Par / 26 novembre 2008

Monsieur le Président,
Monsieur le Ministre,
Mes chers collègues,

Permettez_moi tout d’abord de regretter que, sur un sujet aussi important que celui des relations financières entre la France et l’Union européenne, notre débat soit aussi formel.

Je m’explique : nous sommes réunis pour discuter et débattre des crédits octroyés par la France pour abonder le budget de l’Union, à hauteur de 18,9 milliards d’euros, des choix opérés par ce budget, mais sans, pour autant, que les avis que nous pourrions émettre n’aient une quelconque conséquence.
En effet, quel que soit notre vote, la somme inscrite dans le projet de loi de finance est due à l’Union. Il s’agit d’une obligation juridique sous peine de poursuite par la cour de justice.

Curieuse idée du débat démocratique et de la représentation nationale ! Et c’est bien là que le bas blesse, la construction européenne est marquée par un déficit démocratique majeur dont la discussion budgétaire n’est qu’une illustration.
A ce titre, je rappelle que le traité de Lisbonne est caduc, ne vous en déplaise, puisque l’Irlande l’a rejeté à près de 54% comme les peuples français et hollandais avait rejeté en 2005 le traité constitutionnel. Pourtant, les documents budgétaires continuent d’évoquer les conséquences d’une ratification prochaine. Il s’agit là d’un véritable déni de démocratie. Ce traité, par ailleurs, ne s’illustrait pas franchement par sa grande ambition de démocratisation des institutions. En effet, le droit d’initiative législative, y compris budgétaire, était toujours refusé au Parlement européen.
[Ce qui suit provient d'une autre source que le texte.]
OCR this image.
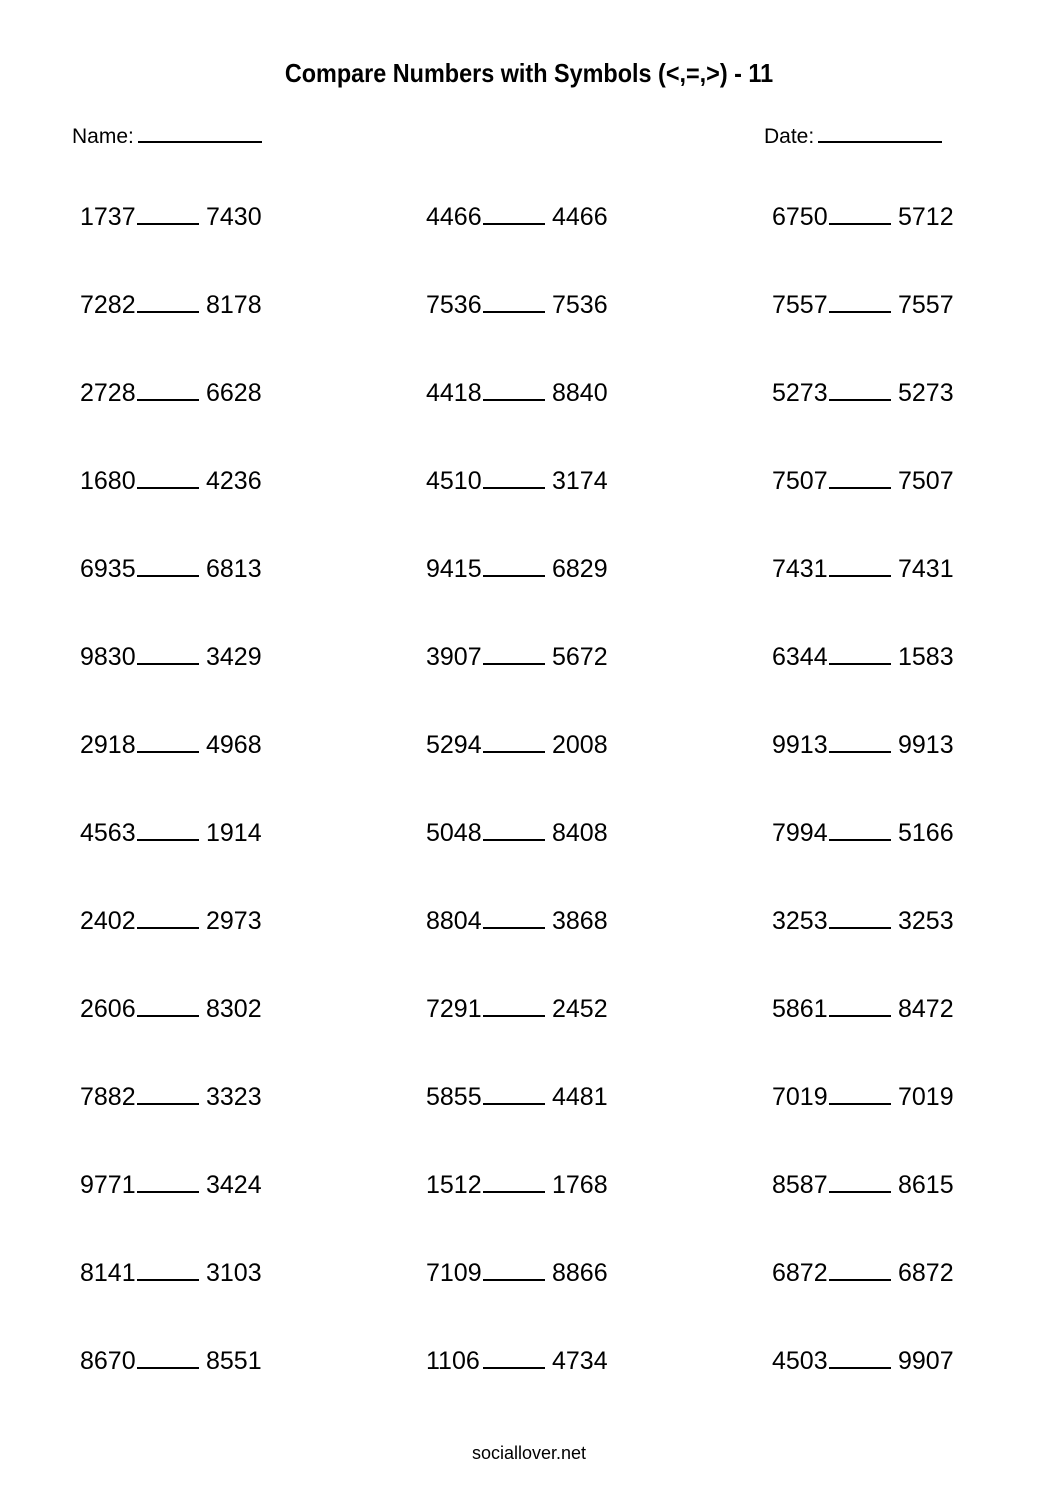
Compare Numbers with Symbols (<,=,>) - 11
Name:	Date:
1737	7430	4466	4466	6750	5712
7282	8178	7536	7536	7557	7557
2728	6628	4418	8840	5273	5273
1680	4236	4510	3174	7507	7507
6935	6813	9415	6829	7431	7431
9830	3429	3907	5672	6344	1583
2918	4968	5294	2008	9913	9913
4563	1914	5048	8408	7994	5166
2402	2973	8804	3868	3253	3253
2606	8302	7291	2452	5861	8472
7882	3323	5855	4481	7019	7019
9771	3424	1512	1768	8587	8615
8141	3103	7109	8866	6872	6872
8670	8551	1106	4734	4503	9907
sociallover.net
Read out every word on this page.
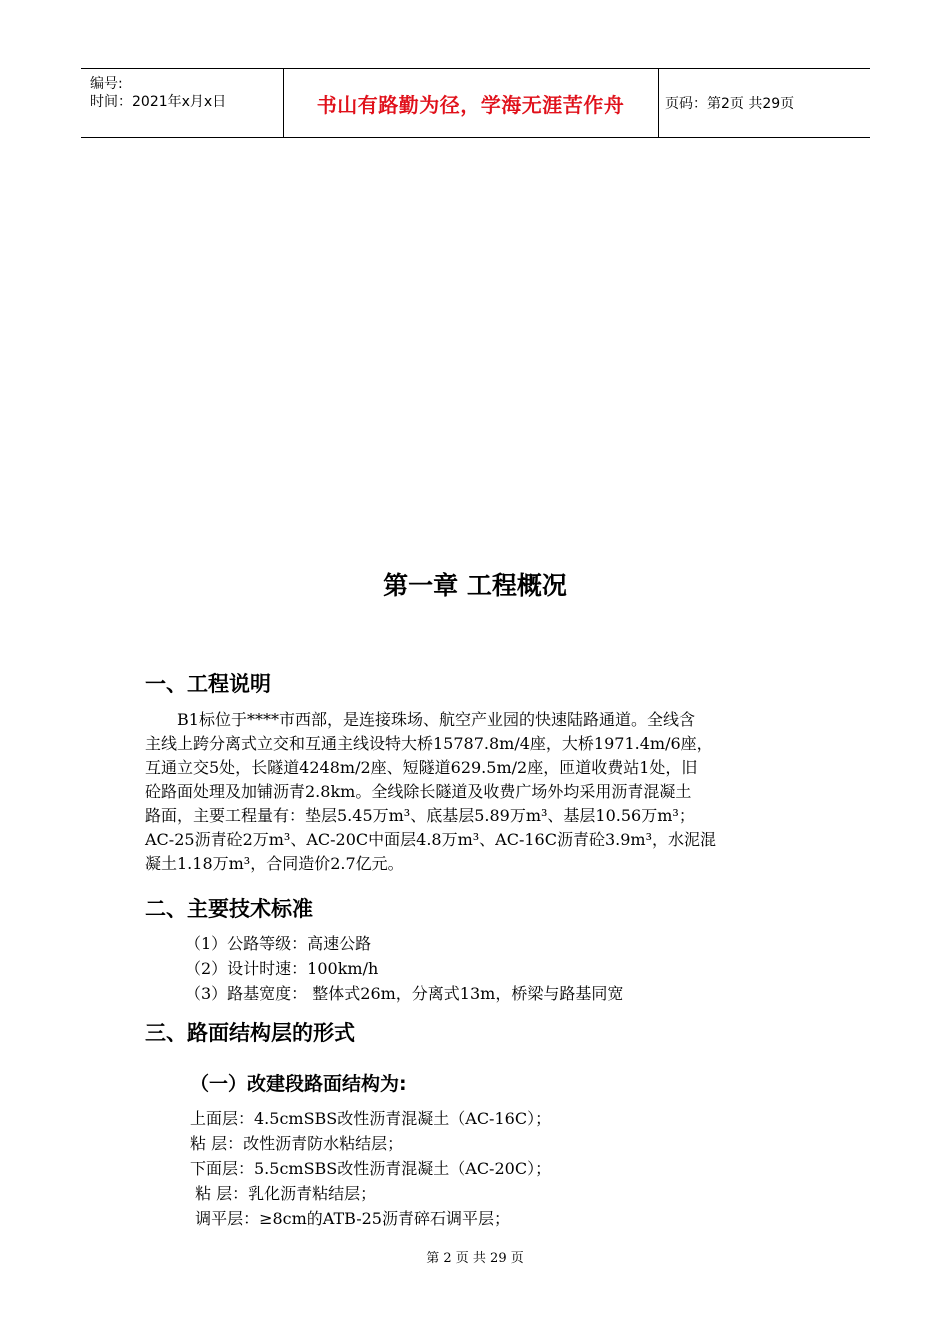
编号:
时间：2021年x月x日	书山有路勤为径，学海无涯苦作舟	页码：第2页 共29页
第一章 工程概况
一、工程说明
　　B1标位于****市西部，是连接珠场、航空产业园的快速陆路通道。全线含
主线上跨分离式立交和互通主线设特大桥15787.8m/4座，大桥1971.4m/6座，
互通立交5处，长隧道4248m/2座、短隧道629.5m/2座，匝道收费站1处，旧
砼路面处理及加铺沥青2.8km。全线除长隧道及收费广场外均采用沥青混凝土
路面，主要工程量有：垫层5.45万m³、底基层5.89万m³、基层10.56万m³；
AC-25沥青砼2万m³、AC-20C中面层4.8万m³、AC-16C沥青砼3.9m³，水泥混
凝土1.18万m³，合同造价2.7亿元。
二、主要技术标准
（1）公路等级：高速公路
（2）设计时速：100km/h
（3）路基宽度： 整体式26m，分离式13m，桥梁与路基同宽
三、路面结构层的形式
（一）改建段路面结构为:
上面层：4.5cmSBS改性沥青混凝土（AC-16C）；
粘 层：改性沥青防水粘结层；
下面层：5.5cmSBS改性沥青混凝土（AC-20C）；
粘 层：乳化沥青粘结层；
调平层：≥8cm的ATB-25沥青碎石调平层；
第 2 页 共 29 页
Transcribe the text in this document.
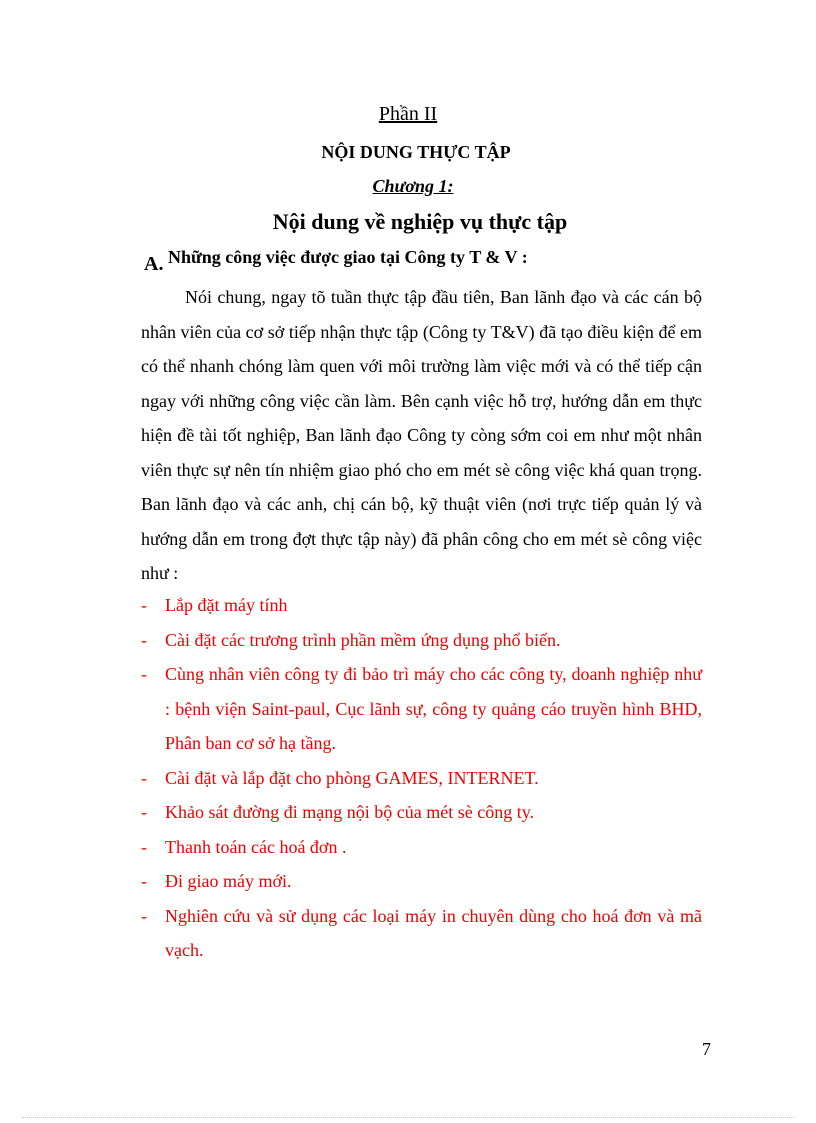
Phần II
NỘI DUNG THỰC TẬP
Chương 1:
Nội dung về nghiệp vụ thực tập
A. Những công việc được giao tại Công ty T & V :

Nói chung, ngay tõ tuần thực tập đầu tiên, Ban lãnh đạo và các cán bộ nhân viên của cơ sở tiếp nhận thực tập (Công ty T&V) đã tạo điều kiện để em có thể nhanh chóng làm quen với môi trường làm việc mới và có thể tiếp cận ngay với những công việc cần làm. Bên cạnh việc hỗ trợ, hướng dẫn em thực hiện đề tài tốt nghiệp, Ban lãnh đạo Công ty còng sớm coi em như một nhân viên thực sự nên tín nhiệm giao phó cho em mét sè công việc khá quan trọng. Ban lãnh đạo và các anh, chị cán bộ, kỹ thuật viên (nơi trực tiếp quản lý và hướng dẫn em trong đợt thực tập này) đã phân công cho em mét sè công việc như :

- Lắp đặt máy tính
- Cài đặt các trương trình phần mềm ứng dụng phổ biến.
- Cùng nhân viên công ty đi bảo trì máy cho các công ty, doanh nghiệp như : bệnh viện Saint-paul, Cục lãnh sự, công ty quảng cáo truyền hình BHD, Phân ban cơ sở hạ tầng.
- Cài đặt và lắp đặt cho phòng GAMES, INTERNET.
- Khảo sát đường đi mạng nội bộ của mét sè công ty.
- Thanh toán các hoá đơn .
- Đi giao máy mới.
- Nghiên cứu và sử dụng các loại máy in chuyên dùng cho hoá đơn và mã vạch.
7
D’autre part, quelle surprise de constater que ce projet de budget ne tient absolument aucun compte de la crise économique et sociale que nous traversons ! Pourtant comment ne pas reconnaître que le cadre des prévisions pluriannuelles couvrant la période 2007-2013 est obsolète et que dès à présent, c’est à dire y compris dans les choix budgétaires, il convient de réorienter les politiques européenne vers l’économie réelle.

En effet, les fondements de la crise trouvent leurs racines dans l’application des politiques économiques et monétaires libérales incarnées au niveau européen par le pacte de stabilité, la marchandisation de toutes les activités humaines ou bien encore l’indépendance de la Banque centrale européenne.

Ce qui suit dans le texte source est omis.